Le petit caillou sur le chemin


Le petit caillou sur le chemin


conte pour petits et grands enfants





Il était une fois une superbe montagne qui se dressait de toute sa hauteur, dominant les paysages alentours. La montagne était aussi vieille que les débuts de la terre. Elle résistait aux tempêtes et aux orages. Elle donnait refuge et nourriture à bien des créatures.

Mais la montagne changeait chaque jour. Le vent venait caresser ses flancs, la pluie y creusait de fins sillons. Au flanc de la montagne, un petit caillou commença à se détacher. Un coup de vent finit par le séparer d’elle.

Le petit caillou se retrouva seul. Il prit conscience qu’il était lui-même et non plus une partie de la si grande montagne.


Le vent le poussait, la pluie le faisait glisser. La peur le gagna. Il se mit à rouler jusqu’à dévaler les dernières pentes de la montagne. Et là, il tomba dans une rivière.

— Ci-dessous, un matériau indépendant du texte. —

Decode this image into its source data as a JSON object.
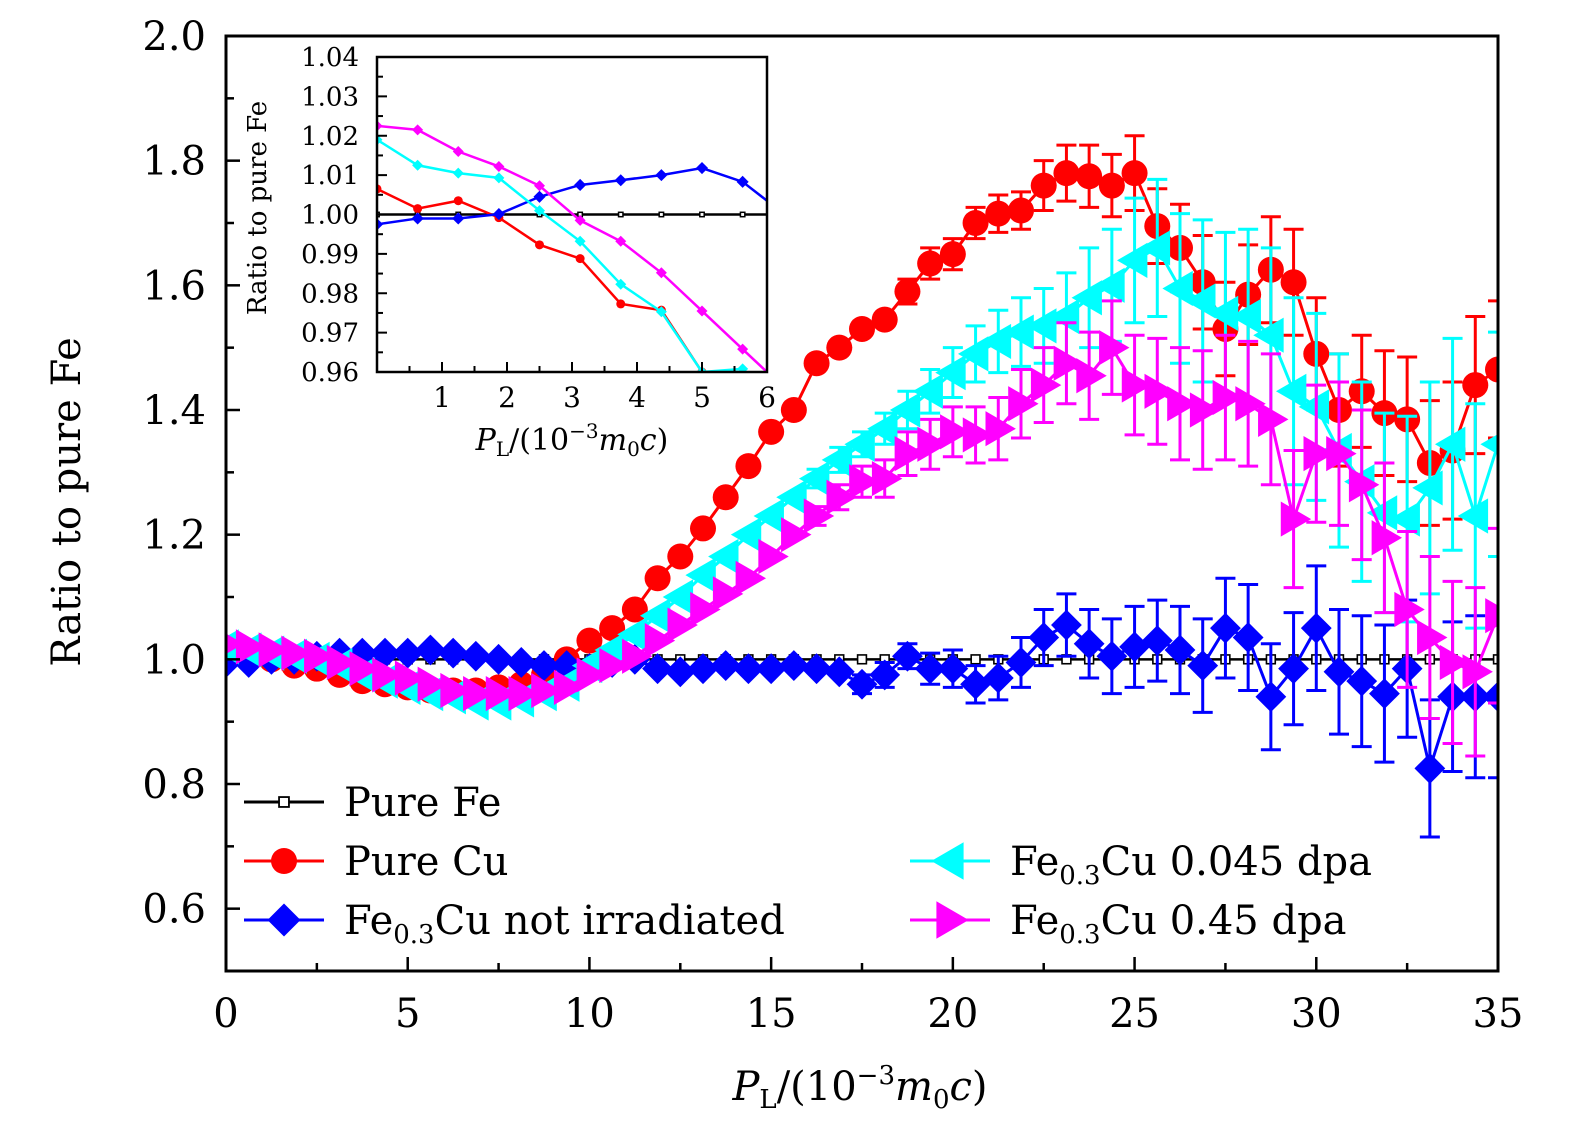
{
  "chart_data": [
    {
      "id": "main",
      "type": "scatter",
      "title": "",
      "xlabel": "P_L/(10^-3 m0 c)",
      "xlabel_parts": {
        "P": "P",
        "sub_L": "L",
        "rest": "/(10",
        "sup": "−3",
        "m": "m",
        "sub_0": "0",
        "c": "c",
        "close": ")"
      },
      "ylabel": "Ratio to pure Fe",
      "xlim": [
        0,
        35
      ],
      "ylim": [
        0.5,
        2.0
      ],
      "xticks": [
        0,
        5,
        10,
        15,
        20,
        25,
        30,
        35
      ],
      "xtick_labels": [
        "0",
        "5",
        "10",
        "15",
        "20",
        "25",
        "30",
        "35"
      ],
      "yticks": [
        0.6,
        0.8,
        1.0,
        1.2,
        1.4,
        1.6,
        1.8,
        2.0
      ],
      "ytick_labels": [
        "0.6",
        "0.8",
        "1.0",
        "1.2",
        "1.4",
        "1.6",
        "1.8",
        "2.0"
      ],
      "grid": false,
      "legend_position": "bottom",
      "x": [
        0.0,
        0.625,
        1.25,
        1.875,
        2.5,
        3.125,
        3.75,
        4.375,
        5.0,
        5.625,
        6.25,
        6.875,
        7.5,
        8.125,
        8.75,
        9.375,
        10.0,
        10.625,
        11.25,
        11.875,
        12.5,
        13.125,
        13.75,
        14.375,
        15.0,
        15.625,
        16.25,
        16.875,
        17.5,
        18.125,
        18.75,
        19.375,
        20.0,
        20.625,
        21.25,
        21.875,
        22.5,
        23.125,
        23.75,
        24.375,
        25.0,
        25.625,
        26.25,
        26.875,
        27.5,
        28.125,
        28.75,
        29.375,
        30.0,
        30.625,
        31.25,
        31.875,
        32.5,
        33.125,
        33.75,
        34.375,
        35.0
      ],
      "series": [
        {
          "name": "Pure Fe",
          "label_main": "Pure Fe",
          "label_sub": "",
          "label_rest": "",
          "color": "#000000",
          "marker": "open-square",
          "values": [
            1.0,
            1.0,
            1.0,
            1.0,
            1.0,
            1.0,
            1.0,
            1.0,
            1.0,
            1.0,
            1.0,
            1.0,
            1.0,
            1.0,
            1.0,
            1.0,
            1.0,
            1.0,
            1.0,
            1.0,
            1.0,
            1.0,
            1.0,
            1.0,
            1.0,
            1.0,
            1.0,
            1.0,
            1.0,
            1.0,
            1.0,
            1.0,
            1.0,
            1.0,
            1.0,
            1.0,
            1.0,
            1.0,
            1.0,
            1.0,
            1.0,
            1.0,
            1.0,
            1.0,
            1.0,
            1.0,
            1.0,
            1.0,
            1.0,
            1.0,
            1.0,
            1.0,
            1.0,
            1.0,
            1.0,
            1.0,
            1.0
          ],
          "errors": []
        },
        {
          "name": "Pure Cu",
          "label_main": "Pure Cu",
          "label_sub": "",
          "label_rest": "",
          "color": "#ff0000",
          "marker": "circle",
          "values": [
            1.01,
            1.0,
            1.0,
            0.99,
            0.985,
            0.975,
            0.965,
            0.96,
            0.955,
            0.95,
            0.95,
            0.95,
            0.955,
            0.96,
            0.975,
            1.0,
            1.03,
            1.05,
            1.08,
            1.13,
            1.165,
            1.21,
            1.26,
            1.31,
            1.365,
            1.4,
            1.475,
            1.5,
            1.53,
            1.545,
            1.59,
            1.635,
            1.65,
            1.7,
            1.715,
            1.72,
            1.76,
            1.78,
            1.775,
            1.76,
            1.78,
            1.695,
            1.66,
            1.605,
            1.53,
            1.585,
            1.625,
            1.605,
            1.49,
            1.4,
            1.43,
            1.395,
            1.385,
            1.315,
            1.335,
            1.44,
            1.465
          ],
          "errors": [
            0,
            0,
            0,
            0,
            0,
            0,
            0,
            0,
            0,
            0,
            0,
            0,
            0,
            0,
            0,
            0,
            0,
            0,
            0,
            0,
            0,
            0,
            0,
            0,
            0,
            0,
            0,
            0,
            0,
            0,
            0.02,
            0.025,
            0.025,
            0.025,
            0.03,
            0.03,
            0.04,
            0.045,
            0.05,
            0.05,
            0.06,
            0.06,
            0.07,
            0.075,
            0.075,
            0.08,
            0.085,
            0.085,
            0.09,
            0.09,
            0.09,
            0.1,
            0.1,
            0.1,
            0.11,
            0.11,
            0.11
          ]
        },
        {
          "name": "Fe0.3Cu not irradiated",
          "label_main": "Fe",
          "label_sub": "0.3",
          "label_rest": "Cu not irradiated",
          "color": "#0000ff",
          "marker": "diamond",
          "values": [
            0.995,
            0.995,
            1.0,
            1.0,
            1.005,
            1.01,
            1.01,
            1.01,
            1.01,
            1.015,
            1.01,
            1.005,
            1.0,
            0.995,
            0.99,
            0.99,
            0.985,
            0.995,
            1.0,
            0.985,
            0.98,
            0.985,
            0.99,
            0.985,
            0.985,
            0.99,
            0.985,
            0.98,
            0.96,
            0.975,
            1.005,
            0.985,
            0.985,
            0.96,
            0.97,
            0.995,
            1.035,
            1.055,
            1.025,
            1.005,
            1.02,
            1.03,
            1.015,
            0.99,
            1.05,
            1.035,
            0.94,
            0.985,
            1.05,
            0.98,
            0.965,
            0.945,
            0.985,
            0.825,
            0.94,
            0.94,
            0.94
          ],
          "errors": [
            0,
            0,
            0,
            0,
            0,
            0,
            0,
            0,
            0,
            0,
            0,
            0,
            0,
            0,
            0,
            0,
            0,
            0,
            0,
            0,
            0,
            0,
            0,
            0,
            0,
            0,
            0,
            0,
            0.015,
            0.02,
            0.02,
            0.025,
            0.03,
            0.03,
            0.035,
            0.04,
            0.045,
            0.05,
            0.055,
            0.06,
            0.065,
            0.065,
            0.07,
            0.075,
            0.08,
            0.085,
            0.085,
            0.09,
            0.1,
            0.1,
            0.105,
            0.11,
            0.11,
            0.11,
            0.12,
            0.13,
            0.13
          ]
        },
        {
          "name": "Fe0.3Cu 0.045 dpa",
          "label_main": "Fe",
          "label_sub": "0.3",
          "label_rest": "Cu 0.045 dpa",
          "color": "#00ffff",
          "marker": "triangle-left",
          "values": [
            1.02,
            1.015,
            1.01,
            1.005,
            1.0,
            0.99,
            0.975,
            0.965,
            0.955,
            0.945,
            0.94,
            0.93,
            0.93,
            0.935,
            0.945,
            0.96,
            0.99,
            1.015,
            1.04,
            1.07,
            1.1,
            1.135,
            1.165,
            1.2,
            1.23,
            1.26,
            1.29,
            1.32,
            1.345,
            1.37,
            1.4,
            1.43,
            1.46,
            1.49,
            1.51,
            1.525,
            1.535,
            1.55,
            1.58,
            1.6,
            1.64,
            1.66,
            1.595,
            1.575,
            1.555,
            1.55,
            1.52,
            1.43,
            1.405,
            1.335,
            1.285,
            1.235,
            1.225,
            1.275,
            1.345,
            1.23,
            1.345
          ],
          "errors": [
            0,
            0,
            0,
            0,
            0,
            0,
            0,
            0,
            0,
            0,
            0,
            0,
            0,
            0,
            0,
            0,
            0,
            0,
            0,
            0,
            0,
            0,
            0,
            0,
            0,
            0,
            0.015,
            0.02,
            0.02,
            0.025,
            0.03,
            0.035,
            0.04,
            0.045,
            0.05,
            0.055,
            0.06,
            0.07,
            0.08,
            0.09,
            0.1,
            0.11,
            0.12,
            0.13,
            0.13,
            0.14,
            0.14,
            0.15,
            0.15,
            0.155,
            0.16,
            0.16,
            0.165,
            0.17,
            0.17,
            0.18,
            0.18
          ]
        },
        {
          "name": "Fe0.3Cu 0.45 dpa",
          "label_main": "Fe",
          "label_sub": "0.3",
          "label_rest": "Cu 0.45 dpa",
          "color": "#ff00ff",
          "marker": "triangle-right",
          "values": [
            1.025,
            1.02,
            1.015,
            1.01,
            1.005,
            0.995,
            0.985,
            0.975,
            0.97,
            0.96,
            0.95,
            0.945,
            0.945,
            0.945,
            0.95,
            0.955,
            0.975,
            0.99,
            1.005,
            1.03,
            1.055,
            1.08,
            1.105,
            1.13,
            1.165,
            1.2,
            1.23,
            1.26,
            1.285,
            1.29,
            1.33,
            1.345,
            1.365,
            1.36,
            1.37,
            1.41,
            1.44,
            1.475,
            1.455,
            1.5,
            1.44,
            1.43,
            1.41,
            1.4,
            1.42,
            1.41,
            1.385,
            1.225,
            1.33,
            1.33,
            1.28,
            1.195,
            1.08,
            1.035,
            0.995,
            0.98,
            1.07
          ],
          "errors": [
            0,
            0,
            0,
            0,
            0,
            0,
            0,
            0,
            0,
            0,
            0,
            0,
            0,
            0,
            0,
            0,
            0,
            0,
            0,
            0,
            0,
            0,
            0,
            0,
            0,
            0,
            0.015,
            0.02,
            0.025,
            0.03,
            0.035,
            0.04,
            0.04,
            0.045,
            0.05,
            0.055,
            0.06,
            0.065,
            0.07,
            0.075,
            0.08,
            0.085,
            0.09,
            0.095,
            0.1,
            0.1,
            0.105,
            0.11,
            0.11,
            0.115,
            0.12,
            0.12,
            0.125,
            0.13,
            0.13,
            0.135,
            0.14
          ]
        }
      ]
    },
    {
      "id": "inset",
      "type": "line",
      "title": "",
      "xlabel": "P_L/(10^-3 m0 c)",
      "ylabel": "Ratio to pure Fe",
      "xlim": [
        0,
        6
      ],
      "ylim": [
        0.96,
        1.04
      ],
      "xticks": [
        1,
        2,
        3,
        4,
        5,
        6
      ],
      "xtick_labels": [
        "1",
        "2",
        "3",
        "4",
        "5",
        "6"
      ],
      "yticks": [
        0.96,
        0.97,
        0.98,
        0.99,
        1.0,
        1.01,
        1.02,
        1.03,
        1.04
      ],
      "ytick_labels": [
        "0.96",
        "0.97",
        "0.98",
        "0.99",
        "1.00",
        "1.01",
        "1.02",
        "1.03",
        "1.04"
      ],
      "grid": false,
      "x": [
        0.0,
        0.625,
        1.25,
        1.875,
        2.5,
        3.125,
        3.75,
        4.375,
        5.0,
        5.625,
        6.0
      ],
      "series": [
        {
          "name": "Pure Fe",
          "color": "#000000",
          "marker": "open-square",
          "values": [
            1.0,
            1.0,
            1.0,
            1.0,
            1.0,
            1.0,
            1.0,
            1.0,
            1.0,
            1.0,
            1.0
          ]
        },
        {
          "name": "Pure Cu",
          "color": "#ff0000",
          "marker": "circle",
          "values": [
            1.0065,
            1.0015,
            1.0035,
            0.9992,
            0.9923,
            0.9888,
            0.9773,
            0.9757,
            0.96,
            null,
            null
          ]
        },
        {
          "name": "Fe0.3Cu not irradiated",
          "color": "#0000ff",
          "marker": "diamond",
          "values": [
            0.9975,
            0.999,
            0.999,
            1.0001,
            1.0045,
            1.0075,
            1.0087,
            1.01,
            1.0118,
            1.0083,
            1.0035
          ]
        },
        {
          "name": "Fe0.3Cu 0.045 dpa",
          "color": "#00ffff",
          "marker": "triangle-left",
          "values": [
            1.019,
            1.0125,
            1.0105,
            1.0093,
            1.001,
            0.9932,
            0.9823,
            0.9753,
            0.96,
            0.9608,
            null
          ]
        },
        {
          "name": "Fe0.3Cu 0.45 dpa",
          "color": "#ff00ff",
          "marker": "triangle-right",
          "values": [
            1.0225,
            1.0215,
            1.016,
            1.0122,
            1.0073,
            0.9985,
            0.9932,
            0.9852,
            0.9755,
            0.9658,
            0.96
          ]
        }
      ]
    }
  ]
}
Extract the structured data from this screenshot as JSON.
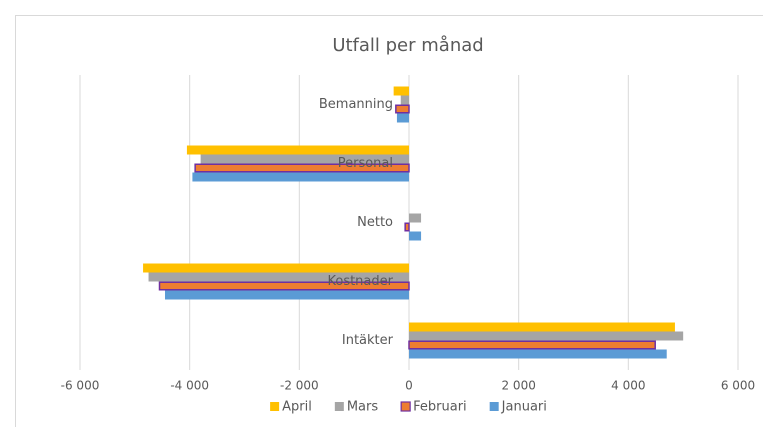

Les eaux vives se mirent à l’entourer et à l’entraîner avec elles. Le petit caillou fut surpris de découvrir la fraîcheur de l’eau et la force de son courant. La rivière mena le petit caillou bien loin de chez lui. Enfin le courant se fit plus calme et le petit caillou s’arrêta sur le sable d’une plage étroite.

Un enfant venu pêcher vit le petit caillou. Il se pencha pour le ramasser et il admira sa forme et ses couleurs. Réjoui, il emporta le fruit de sa pêche et prit le chemin du retour en lançant et rattrapant le caillou d’une main. Le petit caillou se sentit tout léger de voler dans les airs. Quelle incroyable expérience ! Mais soudain l’enfant manqua son geste et le petit caillou tomba à terre. L’enfant le regarda et s’en alla le laissant là où il était.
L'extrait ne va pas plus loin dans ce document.